I am currently developing ultrasound processing of raw radio frequency data to a visible image. Processing such an image requires a number of steps, so there are a number of kernels that need to be run for one frame.
I have been successful so far, being able to process a raw data on a NVIDIA 9600GT at ~333 fps. I have chosen OpenCL so that there is support for different hardware.
I have fully optimized the code looking at multiple best practices guides, and I'm sure I can't squeeze any extra power out of it. From data transport to shared memory, coalesced memory, etc.
Now that extensive testing has been successful on NVIDIA hardware I wanted to try it on ATI 5750 hardware. I use both profiling and CPU timers to clock processing time and any other overhead calls.
What struck me that a large overhead is created when using ATI hardware. Here are some numbers:
Total GPU Processing Time 2354 us
Frame processing time with overhead: 3217.53 us
Each (ker) item in the list is a kernel, and its execution time. The total GPU processing time is all items added up.
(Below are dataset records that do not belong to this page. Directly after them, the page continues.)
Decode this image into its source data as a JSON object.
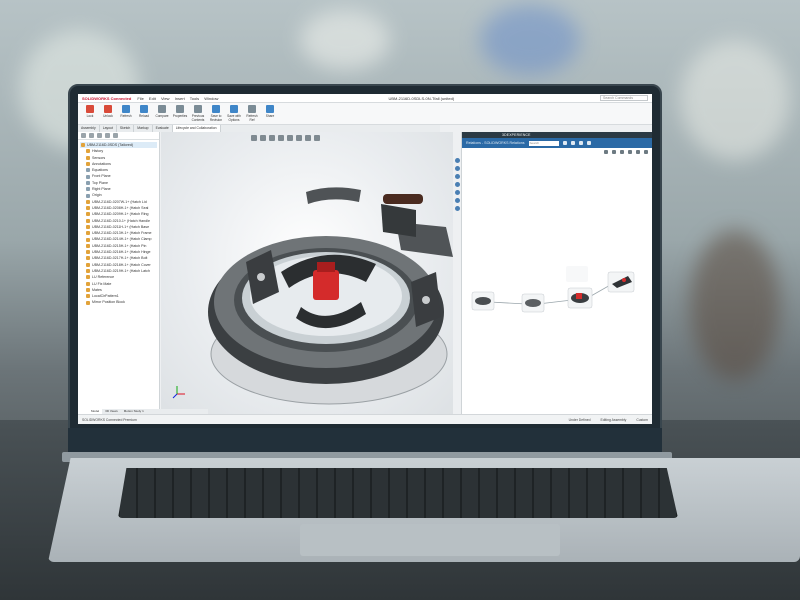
{
  "app": {
    "brand": "SOLIDWORKS Connected",
    "menus": [
      "File",
      "Edit",
      "View",
      "Insert",
      "Tools",
      "Window"
    ],
    "doc_title": "UBM-2116D-0SDLS-0N-Tfall (united)",
    "search_placeholder": "Search Commands"
  },
  "ribbon": {
    "buttons": [
      "Lock",
      "Unlock",
      "Refresh",
      "Reload",
      "Compare",
      "Properties",
      "Previous Contents",
      "Save to Revision",
      "Save with Options",
      "Refresh Ref",
      "Share"
    ]
  },
  "command_tabs": [
    "Assembly",
    "Layout",
    "Sketch",
    "Markup",
    "Evaluate",
    "Lifecycle and Collaboration"
  ],
  "tree": {
    "items": [
      "UBM-2116D-0SDS (Tailored)",
      "History",
      "Sensors",
      "Annotations",
      "Equations",
      "Front Plane",
      "Top Plane",
      "Right Plane",
      "Origin",
      "UBM-2116D-0207W-1+ (Hatch Lid",
      "UBM-2116D-0208H-1+ (Hatch Seal",
      "UBM-2116D-0209H-1+ (Hatch Ring",
      "UBM-2116D-0210-1+ (Hatch Handle",
      "UBM-2116D-0211H-1+ (Hatch Base",
      "UBM-2116D-0213H-1+ (Hatch Frame",
      "UBM-2116D-0214H-1+ (Hatch Clamp",
      "UBM-2116D-0215H-1+ (Hatch Pin",
      "UBM-2116D-0216H-1+ (Hatch Hinge",
      "UBM-2116D-0217H-1+ (Hatch Bolt",
      "UBM-2116D-0218H-1+ (Hatch Cover",
      "UBM-2116D-0219H-1+ (Hatch Latch",
      "LU Reference",
      "LU Fix Mate",
      "Mates",
      "LocalCirPattern1",
      "Mirror Position Block"
    ]
  },
  "panel": {
    "title": "3DEXPERIENCE",
    "tab": "Relations - SOLIDWORKS Relations",
    "search_placeholder": "Search"
  },
  "bottom_tabs": [
    "Model",
    "3D Views",
    "Motion Study 1"
  ],
  "status": {
    "left": "SOLIDWORKS Connected Premium",
    "middle": "Under Defined",
    "mode": "Editing Assembly",
    "units": "Custom"
  }
}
There is a CPU timer surrounding the entire process to time overhead calls, on NVIDIA it's about 1ms of extra overhead time.
Total GPU Processing Time 2590 us
Frame processing time with overhead: 6440.24 us
The overhead on ATI hardware is 3.8 ms, which is three times more than NVIDIA. I've disabled some kernels and noticed, with each extra kernel, there is a large increase in overhead time. I believe there is a massive amount of extra overhead in calling multiple kernels on ATI hardware.
Any thoughts on this problem?
Also I have noticed, reading 1 Float from GPU memory for ATI is 199 us and on NVIDIA 1 us. (clEnqueueReadBuffer) Also ran into some problems where the ATI GPU would just crash when having a barrier(CLK_LOCAL_MEM_FENCE) in a loop.
These numbers are from the processing loop, the timers encapsulate only the kernel invocation calls and there are distinct differences when a kernel is not run on ATI hardware, that the overhead decreases significantly.
Any thoughts that the ATI hardware is in "earlier" development with OpenCL, causing overhead?